Here we go again.
A Clark County judge has ruled that government employees may also serve in the state Legislature, even though the Nevada Constitution clearly states in the Separation of Powers Clause: “The powers of the Government of the State of Nevada shall be divided into three separate departments,—the Legislative,—the Executive and the Judicial; and no persons charged with the exercise of powers properly belonging to one of these departments shall exercise any functions, appertaining to either of the others, except in the cases expressly directed or permitted in this constitution.”
The morning paper notes, “The ruling also points out that the Nevada Legislature has the power to block this kind of employment situation but has declined to do so.” Perhaps, that is because the Constitution has already prohibited it.
The judge made a distinction between a mere public employee and one who exercises executive power, though the Constitution clearly states “any functions.” She also found a difference between state government workers and local government workers, even though Nevada is a Dillon Rule state, meaning the state limits the power of local governments to those expressly granted by the Legislature. Local governments are basically subsidiaries of the state. Employees of local governments essentially are serving in the executive branch of state government, and should be barred from serving as a lawmaker under the Constitution.
The Nevada Policy Research Institute, the conservative think tank that filed the lawsuit seeking to enforce the Separation of Powers Clause, plans to take the case to the Nevada Supreme Court, which dithered on this topic in the past.
In a 1967 case, the Nevada Supreme Court flatly stated, “The division of powers is probably the most important single principle of government declaring and guaranteeing the liberties of the people.”

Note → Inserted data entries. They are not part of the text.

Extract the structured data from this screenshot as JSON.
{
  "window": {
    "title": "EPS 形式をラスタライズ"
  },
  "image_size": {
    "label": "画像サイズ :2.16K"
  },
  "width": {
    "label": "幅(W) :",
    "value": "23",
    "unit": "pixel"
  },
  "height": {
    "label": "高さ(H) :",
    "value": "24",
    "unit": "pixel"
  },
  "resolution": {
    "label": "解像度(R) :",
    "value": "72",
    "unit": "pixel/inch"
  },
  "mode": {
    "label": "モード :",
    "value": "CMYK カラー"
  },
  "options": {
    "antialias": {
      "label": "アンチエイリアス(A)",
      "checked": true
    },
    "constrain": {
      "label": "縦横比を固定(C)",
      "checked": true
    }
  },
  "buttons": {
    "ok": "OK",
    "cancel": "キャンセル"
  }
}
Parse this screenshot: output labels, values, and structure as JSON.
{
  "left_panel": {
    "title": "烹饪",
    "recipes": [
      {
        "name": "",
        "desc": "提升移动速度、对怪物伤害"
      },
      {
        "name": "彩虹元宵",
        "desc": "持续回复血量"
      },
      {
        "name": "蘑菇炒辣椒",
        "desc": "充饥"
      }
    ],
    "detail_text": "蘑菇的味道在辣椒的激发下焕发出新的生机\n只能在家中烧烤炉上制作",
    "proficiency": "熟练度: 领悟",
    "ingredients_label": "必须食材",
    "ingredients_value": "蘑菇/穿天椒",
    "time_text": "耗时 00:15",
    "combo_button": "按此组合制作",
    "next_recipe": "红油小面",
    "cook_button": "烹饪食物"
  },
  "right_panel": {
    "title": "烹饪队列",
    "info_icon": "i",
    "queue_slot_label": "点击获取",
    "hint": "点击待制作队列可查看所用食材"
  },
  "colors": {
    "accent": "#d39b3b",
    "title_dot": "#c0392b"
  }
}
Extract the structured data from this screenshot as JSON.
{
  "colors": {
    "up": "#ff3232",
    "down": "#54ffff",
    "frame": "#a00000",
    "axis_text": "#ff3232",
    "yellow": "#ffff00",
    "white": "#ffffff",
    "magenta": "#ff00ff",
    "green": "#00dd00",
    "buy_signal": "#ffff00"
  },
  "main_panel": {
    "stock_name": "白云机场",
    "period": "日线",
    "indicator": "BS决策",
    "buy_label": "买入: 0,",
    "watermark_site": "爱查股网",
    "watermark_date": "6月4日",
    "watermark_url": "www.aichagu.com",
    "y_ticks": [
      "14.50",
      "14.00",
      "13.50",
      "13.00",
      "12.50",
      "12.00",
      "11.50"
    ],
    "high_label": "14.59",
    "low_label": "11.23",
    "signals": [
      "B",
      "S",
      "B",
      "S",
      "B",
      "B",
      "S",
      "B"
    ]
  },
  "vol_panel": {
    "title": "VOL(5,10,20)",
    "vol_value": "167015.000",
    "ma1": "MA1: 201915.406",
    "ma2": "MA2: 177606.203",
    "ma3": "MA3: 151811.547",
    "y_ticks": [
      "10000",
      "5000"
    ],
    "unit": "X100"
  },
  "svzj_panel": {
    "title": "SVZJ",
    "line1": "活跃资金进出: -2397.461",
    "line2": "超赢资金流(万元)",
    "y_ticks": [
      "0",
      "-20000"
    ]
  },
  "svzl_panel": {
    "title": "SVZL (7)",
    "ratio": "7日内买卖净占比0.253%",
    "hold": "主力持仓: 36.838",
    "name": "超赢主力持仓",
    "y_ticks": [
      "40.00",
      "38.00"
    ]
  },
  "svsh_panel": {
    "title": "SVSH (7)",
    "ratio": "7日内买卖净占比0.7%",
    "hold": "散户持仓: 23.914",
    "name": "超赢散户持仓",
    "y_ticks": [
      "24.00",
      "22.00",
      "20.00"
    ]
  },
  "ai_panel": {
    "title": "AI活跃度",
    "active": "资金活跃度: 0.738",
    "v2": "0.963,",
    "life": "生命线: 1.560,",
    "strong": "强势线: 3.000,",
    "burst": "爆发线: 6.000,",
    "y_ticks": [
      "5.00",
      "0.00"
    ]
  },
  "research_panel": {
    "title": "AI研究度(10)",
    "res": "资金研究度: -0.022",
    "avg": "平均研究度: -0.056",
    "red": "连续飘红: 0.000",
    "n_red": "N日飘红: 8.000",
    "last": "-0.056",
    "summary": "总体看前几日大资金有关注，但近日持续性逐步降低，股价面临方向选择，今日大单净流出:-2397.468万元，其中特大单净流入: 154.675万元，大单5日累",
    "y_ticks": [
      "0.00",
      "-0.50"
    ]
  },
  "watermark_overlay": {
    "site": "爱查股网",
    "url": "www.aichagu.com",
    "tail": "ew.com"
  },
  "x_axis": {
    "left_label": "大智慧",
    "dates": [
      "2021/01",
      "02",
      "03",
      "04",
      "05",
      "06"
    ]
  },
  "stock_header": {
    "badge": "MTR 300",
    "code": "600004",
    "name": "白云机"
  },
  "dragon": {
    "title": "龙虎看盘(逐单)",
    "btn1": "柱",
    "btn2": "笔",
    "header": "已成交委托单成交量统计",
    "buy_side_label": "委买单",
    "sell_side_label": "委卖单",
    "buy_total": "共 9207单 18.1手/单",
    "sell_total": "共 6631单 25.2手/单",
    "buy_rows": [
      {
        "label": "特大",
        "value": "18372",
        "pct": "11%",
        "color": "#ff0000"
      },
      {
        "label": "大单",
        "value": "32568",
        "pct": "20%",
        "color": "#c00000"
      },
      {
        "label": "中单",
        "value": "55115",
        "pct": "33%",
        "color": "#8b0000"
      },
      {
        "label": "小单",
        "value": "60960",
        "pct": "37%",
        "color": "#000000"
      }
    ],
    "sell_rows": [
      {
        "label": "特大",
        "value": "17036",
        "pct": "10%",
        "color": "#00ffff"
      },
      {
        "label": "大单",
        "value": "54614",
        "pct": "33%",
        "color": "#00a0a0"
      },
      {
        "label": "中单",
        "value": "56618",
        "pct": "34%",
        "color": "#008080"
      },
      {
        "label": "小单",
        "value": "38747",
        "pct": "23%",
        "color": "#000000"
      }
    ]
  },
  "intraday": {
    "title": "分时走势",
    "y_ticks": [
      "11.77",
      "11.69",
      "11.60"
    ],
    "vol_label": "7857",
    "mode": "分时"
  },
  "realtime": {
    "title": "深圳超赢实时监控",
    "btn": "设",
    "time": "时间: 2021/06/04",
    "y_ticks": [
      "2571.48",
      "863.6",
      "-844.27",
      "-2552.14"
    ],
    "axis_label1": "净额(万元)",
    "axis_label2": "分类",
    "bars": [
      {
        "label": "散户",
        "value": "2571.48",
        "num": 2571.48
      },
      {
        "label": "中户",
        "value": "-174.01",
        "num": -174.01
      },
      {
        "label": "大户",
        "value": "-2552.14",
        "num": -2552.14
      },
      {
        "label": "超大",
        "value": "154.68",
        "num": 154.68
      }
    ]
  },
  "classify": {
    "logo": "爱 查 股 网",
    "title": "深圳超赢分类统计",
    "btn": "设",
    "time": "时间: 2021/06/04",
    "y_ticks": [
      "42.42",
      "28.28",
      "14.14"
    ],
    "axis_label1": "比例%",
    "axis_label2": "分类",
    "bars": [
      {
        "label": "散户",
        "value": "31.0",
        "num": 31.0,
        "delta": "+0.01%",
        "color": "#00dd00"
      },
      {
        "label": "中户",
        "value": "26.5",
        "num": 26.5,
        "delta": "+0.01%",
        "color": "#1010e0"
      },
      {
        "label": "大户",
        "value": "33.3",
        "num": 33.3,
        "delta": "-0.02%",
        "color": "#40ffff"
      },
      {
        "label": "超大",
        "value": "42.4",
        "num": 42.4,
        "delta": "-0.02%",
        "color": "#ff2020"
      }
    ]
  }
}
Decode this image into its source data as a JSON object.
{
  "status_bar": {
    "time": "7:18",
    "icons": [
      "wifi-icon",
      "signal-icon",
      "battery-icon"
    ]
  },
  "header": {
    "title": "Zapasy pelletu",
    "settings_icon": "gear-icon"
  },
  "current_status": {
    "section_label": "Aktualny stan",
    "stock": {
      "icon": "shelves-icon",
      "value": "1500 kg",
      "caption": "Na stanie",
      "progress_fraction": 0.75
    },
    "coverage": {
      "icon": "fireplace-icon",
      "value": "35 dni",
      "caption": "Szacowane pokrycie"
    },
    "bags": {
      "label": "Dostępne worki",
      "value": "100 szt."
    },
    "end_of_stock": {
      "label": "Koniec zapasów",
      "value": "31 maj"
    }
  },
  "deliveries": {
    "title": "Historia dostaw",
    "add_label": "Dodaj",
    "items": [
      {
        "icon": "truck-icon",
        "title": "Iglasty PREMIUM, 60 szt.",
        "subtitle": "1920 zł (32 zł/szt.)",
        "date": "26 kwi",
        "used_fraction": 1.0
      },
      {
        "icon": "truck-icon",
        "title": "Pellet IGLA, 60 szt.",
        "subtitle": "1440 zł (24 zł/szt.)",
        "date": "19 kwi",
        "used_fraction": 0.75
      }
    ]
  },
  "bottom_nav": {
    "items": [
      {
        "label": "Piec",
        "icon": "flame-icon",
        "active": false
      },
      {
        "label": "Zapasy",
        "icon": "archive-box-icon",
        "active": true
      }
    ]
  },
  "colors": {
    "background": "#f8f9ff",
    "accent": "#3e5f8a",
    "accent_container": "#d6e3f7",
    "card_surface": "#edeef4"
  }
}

That opinion quotes liberally from a series of articles by Arthur Vanderbilt, former chief justice of the Supreme Court of New Jersey:
“Individual freedom and the progress of civilization are attainable, but only if each of the three branches of government conforms to the constitutional principles of the separation of powers. This they will do only if the people so will. The problem in the first instance thus becomes one of popular education in the fundamental principles of free government. Among these principles there is none more significant today than the doctrine of the separation of powers.”
It also quotes Montesquieu:
“Were the power of judging joined with the legislative, the life and liberty of the subject would be exposed to arbitrary control, for the judge would be the legislator: Were it joined to the executive power the judge might behave with all the violence of an oppressor.”
The court further quotes the Latin maxim “expressio unius est exclusio alterius,” which means the expression of one thing is the exclusion of another, and noted that it had ruled in an earlier case:
“It is true that the constitution does not expressly inhibit the power which the legislature has assumed to exercise, but an express inhibition is not necessary. The affirmation of a distinct policy upon any specific point in a state constitution implies the negation of any power in the legislature to establish a different policy. `Every positive direction contains an implication against anything contrary to it which would frustrate or disappoint the purpose of that provision. The frame of the government, the grant of legislative power itself, the organization of the executive authority, the erection of the principal courts of justice, create implied limitations upon the law-making authority as strong as though a negative was expressed in each instance.’”
In 2004 then-Secretary of State Dean Heller asked the Supreme Court to remedy the ongoing skirting of the Constitution. Heller asked the court to find that service in the Legislature by unidentified executive branch employees violates the concept of separation of powers and to direct the Legislature to enforce the Separation of Powers Clause.
But the court ruled that doing so would violate — wait for it — the Separation of Powers Clause, because the Constitution also states that the Senate and Assembly are to determine the qualifications of their members, thus the judicial branch telling the legislative branch who its members may be violates the Separation of Powers Clause. Got it?
The court did allow that “declaratory relief could be sought by someone with a ‘legally protectible interest,’ such as a person seeking the executive branch position held by the legislator.”
Since then, the NPRI has filed lawsuits on behalf of people seeking the executive branch jobs of lawmakers, but to no avail.
The Nevada Separation of Powers Clause has been flouted for decades, as an assortment of bureaucrats have successfully won seats in the Legislature, including local prosecutors who enforce the laws they write.
The principle was embodied in the founding documents of this country.
James Madison wrote in Federalist Paper No. 47, “The accumulation of all powers, legislative, executive, and judiciary in the same hands, whether of one, a few, or many, and whether hereditary, self-appointed, or elective, may justly be pronounced the very definition of tyranny.”
Thomas Jefferson wrote in “Notes on the State of Virginia” in 1784: “All the powers of government, legislative, executive, and judiciary, result to the legislative body. The concentrating these in the same hands is precisely the definition of despotic government. … An elective despotism was not the government we fought for; but one which should not only be founded on free principles, but in which the powers of government should be so divided and balanced among several bodies of magistracy, as that no one could transcend their legal limits, without being effectually checked and restrained by the others.”
Let’s hope the state Supreme Court this time comes down on the side of the clear language of the Constitution and principles it embraces. To find otherwise is a farce and a canard.